Série : Comment pratiquer le chemin du Dzogchèn ?
Les trois manières de contenter les maîtres
Comment se comporter avec un maître ? Après les premières rencontres et le déclic initial, c’est une question que l’on se pose, tôt ou tard. Les “trois manières de contenter les maîtres” ou “trois types de service” (zhabs tog rnam gsum) sont une petite grille de lecture traditionnelle utile, qui permet de structurer notre pensée et notre action à ce niveau.
Si l’on est un étudiant “pourvu des trois qualités” (à l’intelligence aiguisée désireuse d’apprendre, à la parole mesurée, et respectueux du maître), on utilisera ses qualités selon les trois méthodes suivantes :
- L’offrande de la pratique (sgrub pa’i mchod pa)
- Le service par le corps et la parole (lus ngag gi zhab tog)
- L’offrande des biens matériels (zang zing gi ‘bul ba)
“Il s’agit donc d’offrir des conditions optimales pour que la transmission se passe et que la clarté se fasse jour dans les esprits. Pas si facile quand tout le monde court comme des poulets sans tête ! Garder la tête froide est de la plus haute importance.”
1.
La première manière de contenter les maîtres est de pratiquer leurs enseignements. Cela n’a l’air de rien, mais de nos jours, avec nos emplois du temps surchargés, notre saturation perpétuelle et notre procrastination légendaire (la frénésie et l’apathie étant les deux faces du même oubli), ce n’est pas si évident. Rappelons que procrastinare vient **d’akrasia en grec, qui signifie “agir à l’encontre de son meilleur jugement” – intéressant, n’est-ce pas ?
Cela dit, quand on y réfléchit, que faire d’autre que cela ? Appliquer les instructions du maître. La tradition dit que la compassion du maître est telle qu’il prend naissance sous les oripeaux d’un humain pour enseigner aux êtres errants dans le cycle sans fin d’existences de souffrance. Donc, venir aux enseignements sans rien retenir, sans rien réviser, sans rien mettre en application dans sa vie quotidienne et dans des temps de retraite, bref, rester bouche bée le séant sur sa chaise, ce serait un peu bête, non ?
Par ailleurs, on peut lire le tibétain sgrub (”pratique”) comme signifiant aussi “réalisation” : les biographies traditionnelles (”namthar”, tib. rnam thar) présentent ainsi des cas où, après bien des années, le disciple vient réjouir son maître en lui faisant offrande de la réalisation des instructions. Ainsi de Jigmé Gyalwai Nyugu qui, après un harassant labeur ayant failli lui coûter la vie, revient voir l’Omniscient Jigmé Lingpa pour lui décrire les caractéristiques de la quatrième vision de Thögäl (tib. thod rgal), la fin du chemin du Dzogchèn.
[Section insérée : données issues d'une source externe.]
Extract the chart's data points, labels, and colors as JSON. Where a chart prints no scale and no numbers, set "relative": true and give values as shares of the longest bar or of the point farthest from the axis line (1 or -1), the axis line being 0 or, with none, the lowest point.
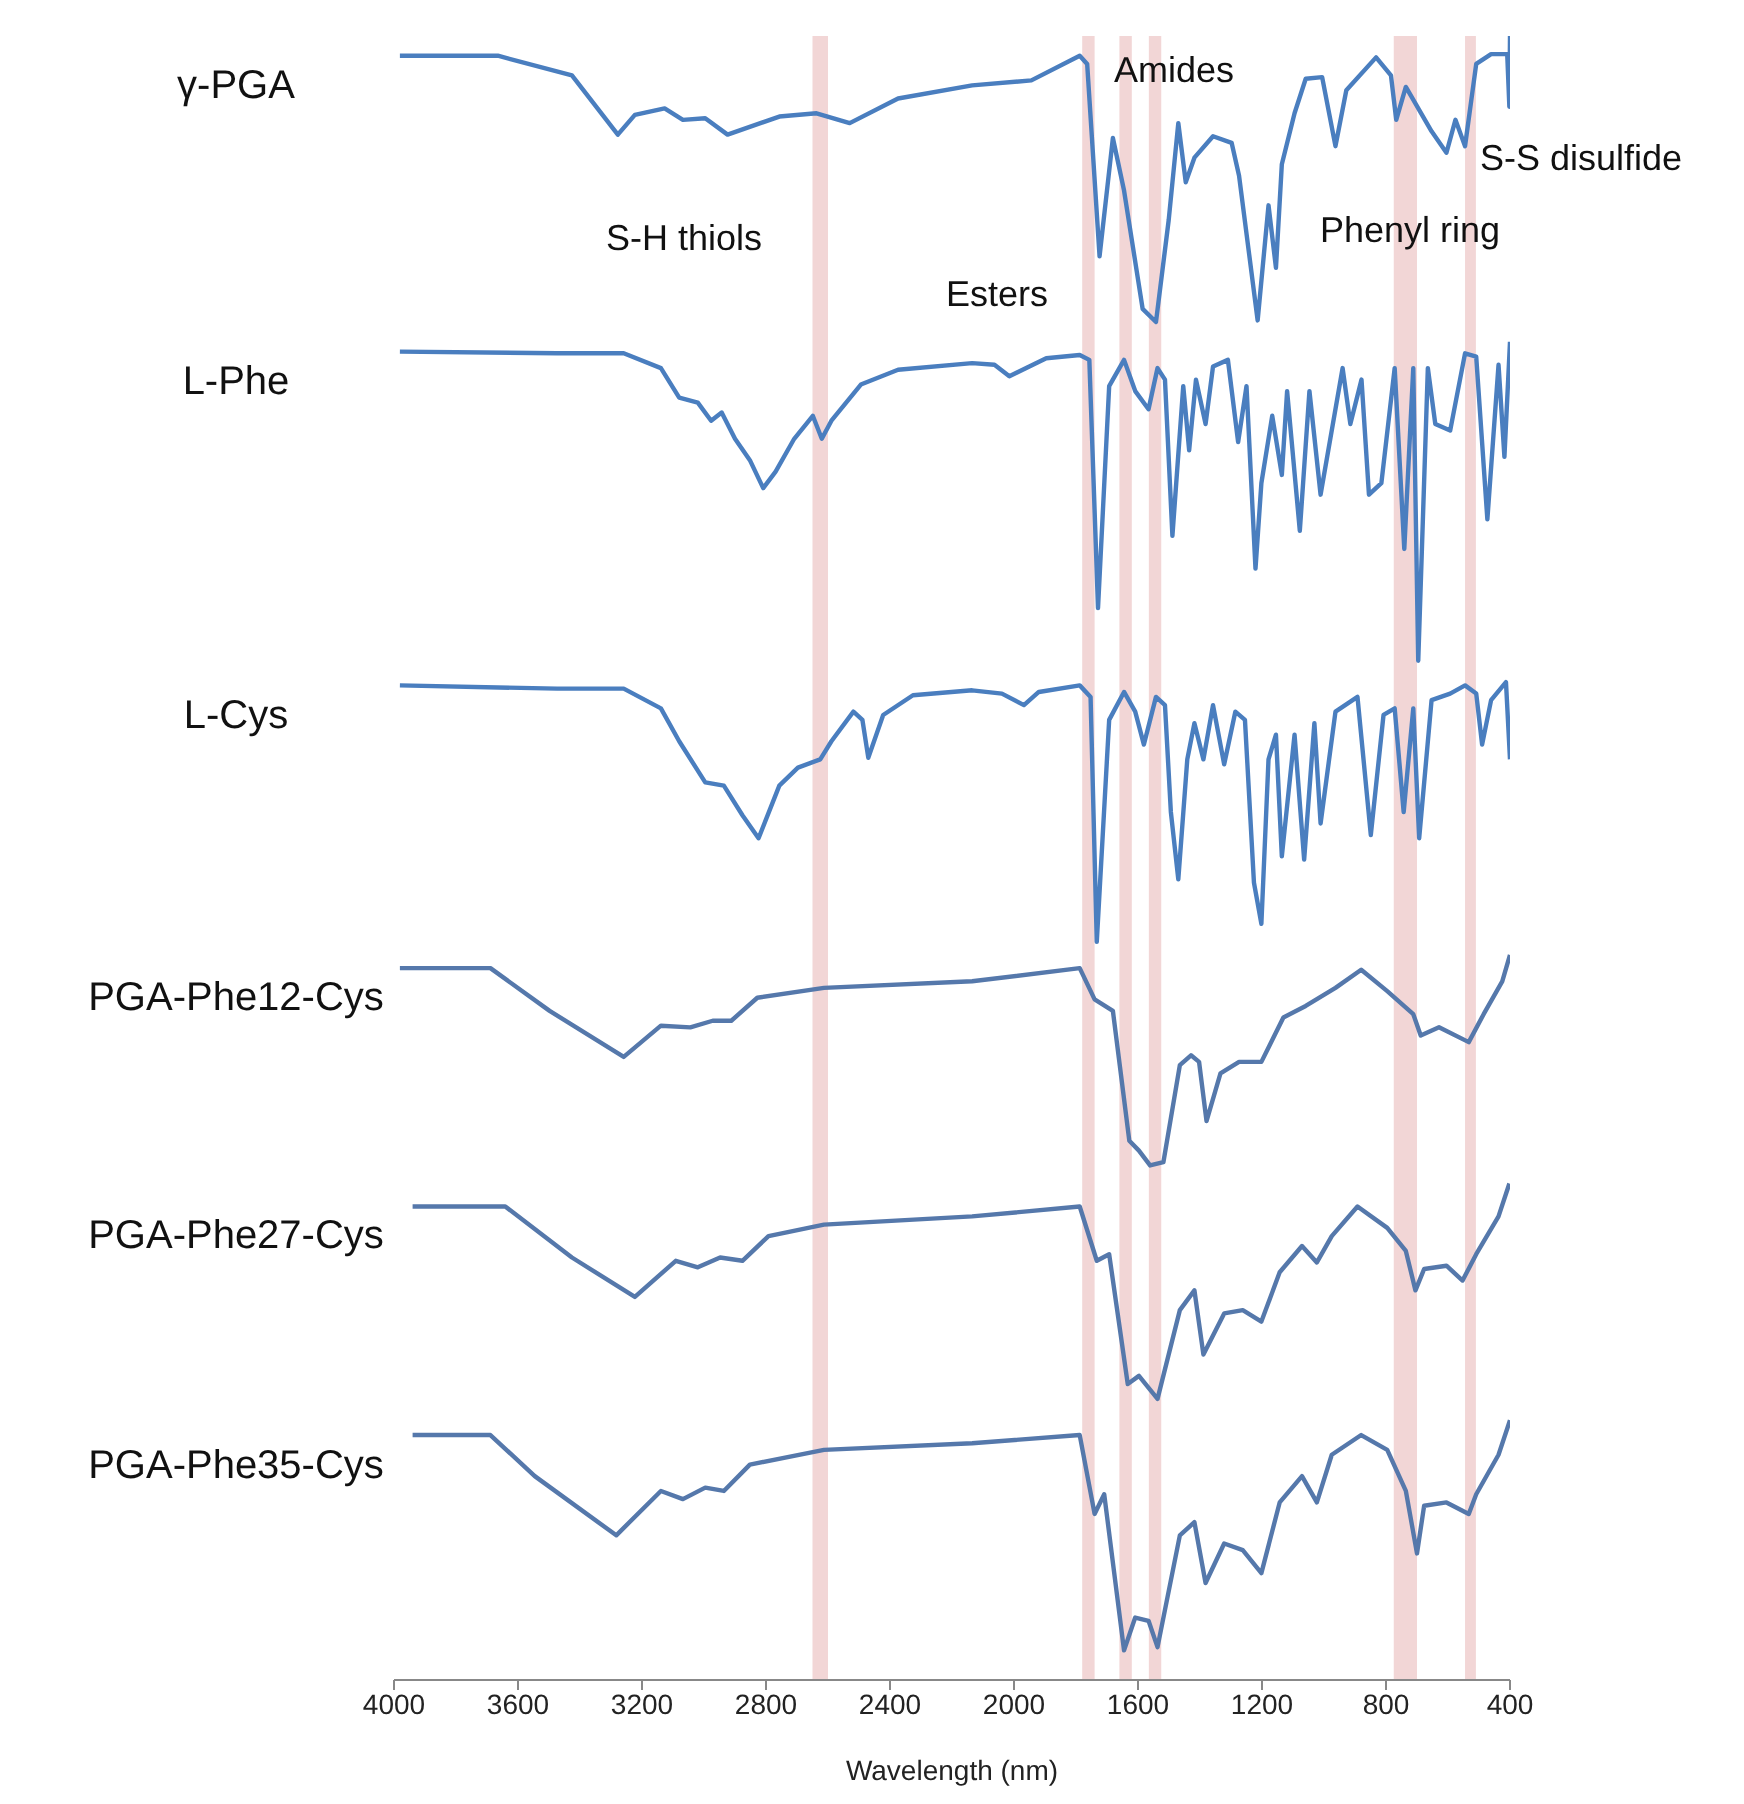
{
  "chart_data": {
    "type": "line",
    "relative": true,
    "xlabel": "Wavelength (nm)",
    "xlim": [
      4000,
      400
    ],
    "xticks": [
      4000,
      3600,
      3200,
      2800,
      2400,
      2000,
      1600,
      1200,
      800,
      400
    ],
    "tick_labels": "x",
    "marker": "none",
    "series": [
      {
        "name": "γ-PGA",
        "color": "#4a7ebf",
        "x": [
          3981,
          3665,
          3426,
          3278,
          3223,
          3127,
          3068,
          2996,
          2924,
          2757,
          2637,
          2530,
          2374,
          2135,
          1944,
          1788,
          1764,
          1724,
          1681,
          1645,
          1585,
          1542,
          1501,
          1470,
          1446,
          1418,
          1358,
          1298,
          1274,
          1214,
          1179,
          1155,
          1136,
          1095,
          1059,
          1006,
          963,
          928,
          832,
          784,
          767,
          736,
          653,
          605,
          576,
          545,
          509,
          461,
          409,
          402,
          400
        ],
        "values": [
          0.988,
          0.988,
          0.976,
          0.94,
          0.952,
          0.956,
          0.949,
          0.95,
          0.94,
          0.951,
          0.953,
          0.947,
          0.962,
          0.97,
          0.973,
          0.988,
          0.983,
          0.866,
          0.938,
          0.906,
          0.834,
          0.826,
          0.888,
          0.947,
          0.911,
          0.926,
          0.939,
          0.935,
          0.915,
          0.827,
          0.897,
          0.859,
          0.922,
          0.953,
          0.974,
          0.975,
          0.933,
          0.967,
          0.987,
          0.976,
          0.949,
          0.969,
          0.942,
          0.929,
          0.949,
          0.933,
          0.983,
          0.989,
          0.989,
          0.957,
          1.0
        ]
      },
      {
        "name": "L-Phe",
        "color": "#4a7ebf",
        "x": [
          3981,
          3474,
          3259,
          3139,
          3080,
          3020,
          2977,
          2943,
          2900,
          2852,
          2809,
          2769,
          2709,
          2649,
          2620,
          2589,
          2494,
          2374,
          2135,
          2063,
          2015,
          1896,
          1788,
          1757,
          1729,
          1693,
          1645,
          1609,
          1566,
          1537,
          1513,
          1489,
          1454,
          1435,
          1413,
          1382,
          1358,
          1310,
          1277,
          1250,
          1221,
          1202,
          1167,
          1136,
          1119,
          1078,
          1047,
          1011,
          940,
          915,
          879,
          855,
          815,
          772,
          741,
          712,
          696,
          665,
          641,
          593,
          545,
          509,
          473,
          437,
          418,
          400
        ],
        "values": [
          0.808,
          0.807,
          0.807,
          0.798,
          0.78,
          0.777,
          0.766,
          0.771,
          0.755,
          0.742,
          0.725,
          0.735,
          0.755,
          0.769,
          0.755,
          0.766,
          0.788,
          0.797,
          0.801,
          0.8,
          0.793,
          0.804,
          0.806,
          0.803,
          0.652,
          0.787,
          0.803,
          0.784,
          0.773,
          0.798,
          0.791,
          0.696,
          0.787,
          0.748,
          0.791,
          0.764,
          0.799,
          0.803,
          0.753,
          0.787,
          0.676,
          0.728,
          0.769,
          0.733,
          0.784,
          0.699,
          0.784,
          0.721,
          0.798,
          0.764,
          0.791,
          0.721,
          0.728,
          0.798,
          0.688,
          0.798,
          0.62,
          0.798,
          0.764,
          0.76,
          0.807,
          0.805,
          0.706,
          0.8,
          0.744,
          0.814
        ]
      },
      {
        "name": "L-Cys",
        "color": "#4a7ebf",
        "x": [
          3981,
          3474,
          3259,
          3139,
          3080,
          2996,
          2936,
          2876,
          2824,
          2757,
          2697,
          2625,
          2589,
          2518,
          2489,
          2470,
          2422,
          2326,
          2135,
          2039,
          1968,
          1920,
          1788,
          1753,
          1733,
          1693,
          1645,
          1609,
          1581,
          1542,
          1513,
          1494,
          1470,
          1441,
          1418,
          1389,
          1358,
          1322,
          1286,
          1255,
          1226,
          1202,
          1179,
          1155,
          1136,
          1095,
          1064,
          1031,
          1011,
          963,
          892,
          849,
          808,
          772,
          743,
          712,
          693,
          653,
          593,
          545,
          509,
          490,
          461,
          413,
          400
        ],
        "values": [
          0.605,
          0.603,
          0.603,
          0.591,
          0.571,
          0.546,
          0.544,
          0.526,
          0.512,
          0.544,
          0.555,
          0.56,
          0.571,
          0.589,
          0.584,
          0.561,
          0.587,
          0.599,
          0.602,
          0.6,
          0.593,
          0.601,
          0.605,
          0.598,
          0.449,
          0.584,
          0.601,
          0.589,
          0.569,
          0.598,
          0.593,
          0.528,
          0.487,
          0.56,
          0.582,
          0.56,
          0.593,
          0.557,
          0.589,
          0.584,
          0.485,
          0.46,
          0.56,
          0.575,
          0.501,
          0.575,
          0.499,
          0.582,
          0.521,
          0.589,
          0.598,
          0.514,
          0.587,
          0.591,
          0.528,
          0.591,
          0.512,
          0.596,
          0.6,
          0.605,
          0.6,
          0.569,
          0.596,
          0.607,
          0.56
        ]
      },
      {
        "name": "PGA-Phe12-Cys",
        "color": "#5578ab",
        "x": [
          3981,
          3689,
          3498,
          3259,
          3139,
          3044,
          2972,
          2912,
          2828,
          2613,
          2135,
          1788,
          1740,
          1681,
          1628,
          1597,
          1561,
          1518,
          1465,
          1429,
          1403,
          1379,
          1334,
          1274,
          1202,
          1131,
          1059,
          963,
          880,
          796,
          712,
          688,
          629,
          533,
          485,
          425,
          400
        ],
        "values": [
          0.433,
          0.433,
          0.407,
          0.379,
          0.398,
          0.397,
          0.401,
          0.401,
          0.415,
          0.421,
          0.425,
          0.433,
          0.414,
          0.407,
          0.328,
          0.322,
          0.313,
          0.315,
          0.374,
          0.38,
          0.376,
          0.34,
          0.369,
          0.376,
          0.376,
          0.403,
          0.41,
          0.421,
          0.432,
          0.419,
          0.405,
          0.392,
          0.397,
          0.388,
          0.405,
          0.425,
          0.441
        ]
      },
      {
        "name": "PGA-Phe27-Cys",
        "color": "#5578ab",
        "x": [
          3940,
          3641,
          3426,
          3223,
          3091,
          3020,
          2948,
          2876,
          2792,
          2613,
          2135,
          1788,
          1733,
          1693,
          1633,
          1597,
          1537,
          1465,
          1418,
          1389,
          1322,
          1262,
          1202,
          1143,
          1071,
          1023,
          975,
          892,
          796,
          736,
          705,
          677,
          605,
          553,
          509,
          437,
          402
        ],
        "values": [
          0.288,
          0.288,
          0.257,
          0.233,
          0.255,
          0.251,
          0.257,
          0.255,
          0.27,
          0.277,
          0.282,
          0.288,
          0.255,
          0.259,
          0.18,
          0.185,
          0.171,
          0.225,
          0.237,
          0.198,
          0.223,
          0.225,
          0.218,
          0.248,
          0.264,
          0.254,
          0.27,
          0.288,
          0.275,
          0.261,
          0.237,
          0.25,
          0.252,
          0.243,
          0.259,
          0.282,
          0.302
        ]
      },
      {
        "name": "PGA-Phe35-Cys",
        "color": "#5578ab",
        "x": [
          3940,
          3689,
          3546,
          3283,
          3139,
          3068,
          2996,
          2936,
          2852,
          2613,
          2135,
          1788,
          1740,
          1709,
          1645,
          1609,
          1566,
          1537,
          1465,
          1418,
          1382,
          1322,
          1262,
          1202,
          1143,
          1071,
          1023,
          975,
          880,
          796,
          736,
          700,
          677,
          605,
          533,
          509,
          437,
          400
        ],
        "values": [
          0.149,
          0.149,
          0.124,
          0.088,
          0.115,
          0.11,
          0.117,
          0.115,
          0.131,
          0.14,
          0.144,
          0.149,
          0.101,
          0.113,
          0.018,
          0.038,
          0.036,
          0.02,
          0.088,
          0.096,
          0.059,
          0.083,
          0.079,
          0.065,
          0.108,
          0.124,
          0.108,
          0.137,
          0.149,
          0.14,
          0.115,
          0.077,
          0.106,
          0.108,
          0.101,
          0.113,
          0.137,
          0.158
        ]
      }
    ],
    "bands": [
      {
        "axis": "x",
        "from": 2650,
        "to": 2600,
        "color": "#f2d6d6"
      },
      {
        "axis": "x",
        "from": 1780,
        "to": 1740,
        "color": "#f2d6d6"
      },
      {
        "axis": "x",
        "from": 1660,
        "to": 1620,
        "color": "#f2d6d6"
      },
      {
        "axis": "x",
        "from": 1565,
        "to": 1525,
        "color": "#f2d6d6"
      },
      {
        "axis": "x",
        "from": 775,
        "to": 700,
        "color": "#f2d6d6"
      },
      {
        "axis": "x",
        "from": 545,
        "to": 510,
        "color": "#f2d6d6"
      }
    ],
    "annotations": [
      "S-H thiols",
      "Esters",
      "Amides",
      "Phenyl ring",
      "S-S disulfide"
    ]
  }
}
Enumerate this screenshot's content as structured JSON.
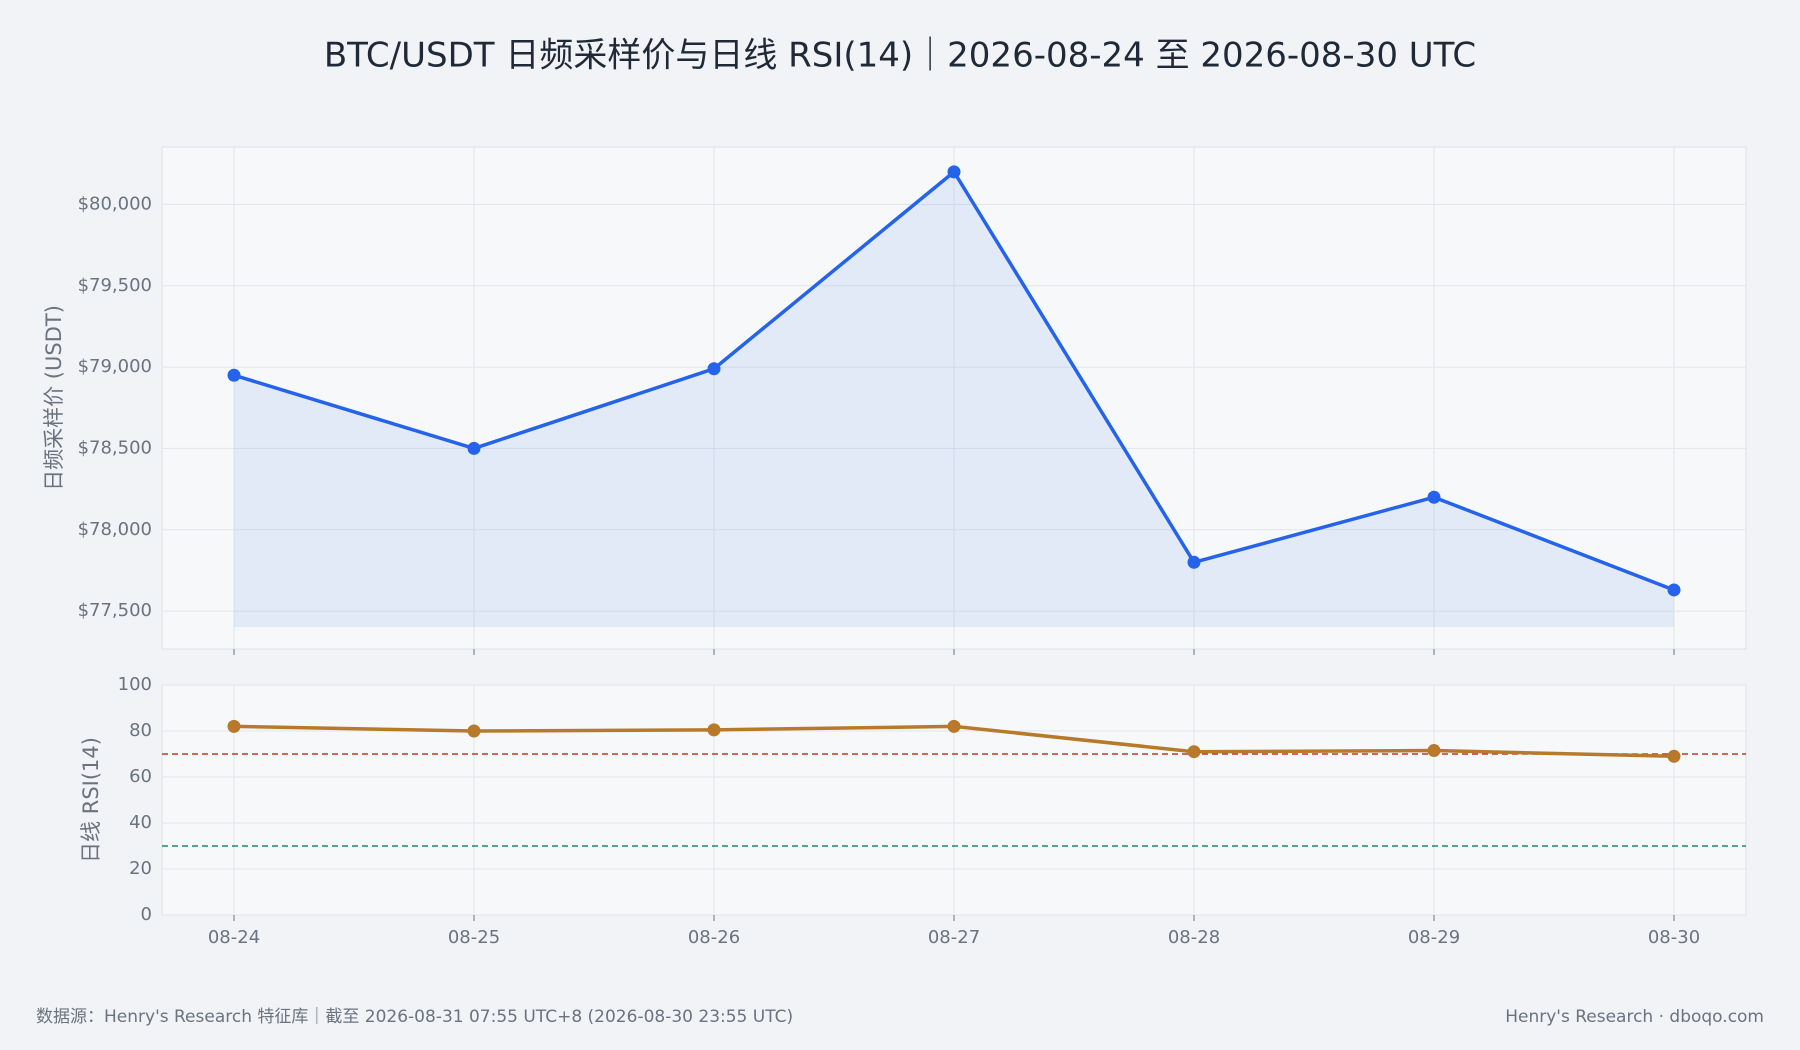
{
  "title": "BTC/USDT 日频采样价与日线 RSI(14)｜2026-08-24 至 2026-08-30 UTC",
  "source": "数据源：Henry's Research 特征库｜截至 2026-08-31 07:55 UTC+8 (2026-08-30 23:55 UTC)",
  "credit": "Henry's Research · dboqo.com",
  "chart_data": [
    {
      "type": "line",
      "y_label": "日频采样价 (USDT)",
      "color": "#2563eb",
      "fill": true,
      "grid": true,
      "values": [
        78950,
        78500,
        78990,
        80200,
        77800,
        78200,
        77630
      ],
      "ylim": [
        77267,
        80353
      ],
      "yticks": [
        {
          "value": 77500,
          "label": "$77,500"
        },
        {
          "value": 78000,
          "label": "$78,000"
        },
        {
          "value": 78500,
          "label": "$78,500"
        },
        {
          "value": 79000,
          "label": "$79,000"
        },
        {
          "value": 79500,
          "label": "$79,500"
        },
        {
          "value": 80000,
          "label": "$80,000"
        }
      ]
    },
    {
      "type": "line",
      "y_label": "日线 RSI(14)",
      "color": "#b87a2a",
      "fill": false,
      "grid": true,
      "categories": [
        "08-24",
        "08-25",
        "08-26",
        "08-27",
        "08-28",
        "08-29",
        "08-30"
      ],
      "values": [
        82,
        80,
        80.5,
        82,
        71,
        71.5,
        69
      ],
      "ylim": [
        0,
        100
      ],
      "yticks": [
        0,
        20,
        40,
        60,
        80,
        100
      ],
      "hlines": [
        {
          "value": 70,
          "color": "#c0392b"
        },
        {
          "value": 30,
          "color": "#1e8e5a"
        }
      ]
    }
  ]
}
Et le Maître de se réjouir : “Fils, c’est exactement cela. Tu as atteint le niveau qu’on appelle l’épuisement des phénomènes au sein du réel (chos nyid du ‘dzin pa zad pa’i snang ba)”. [1]
Donc, “offrir sa pratique”, c’est agir selon les instructions pour que les précieuses existences du maître et du disciple deviennent une conjonction pleine de sens, une rencontre merveilleuse.
2.
La seconde manière de contenter les maîtres est de servir leur activité : par le corps, en organisant tout ce qui est nécessaire pour le bon déroulement de l’enseignement. Cela va des réservations de salles à servir le café, de penser au repas comme à l’hôtel ; cela va de la construction du temple ou du centre de retraite à la conduite du véhicule lors des déplacements (char à boeufs ou voiture-turbo, pur-sang ou coracle, jet ou yak), de la composition du menu à la bonne tenue des comptes,- bref ! C’est l’organisation de toute la logistique pour que le ou la maître puisse se concentrer sur l’essentiel de sa tâche : la transmission.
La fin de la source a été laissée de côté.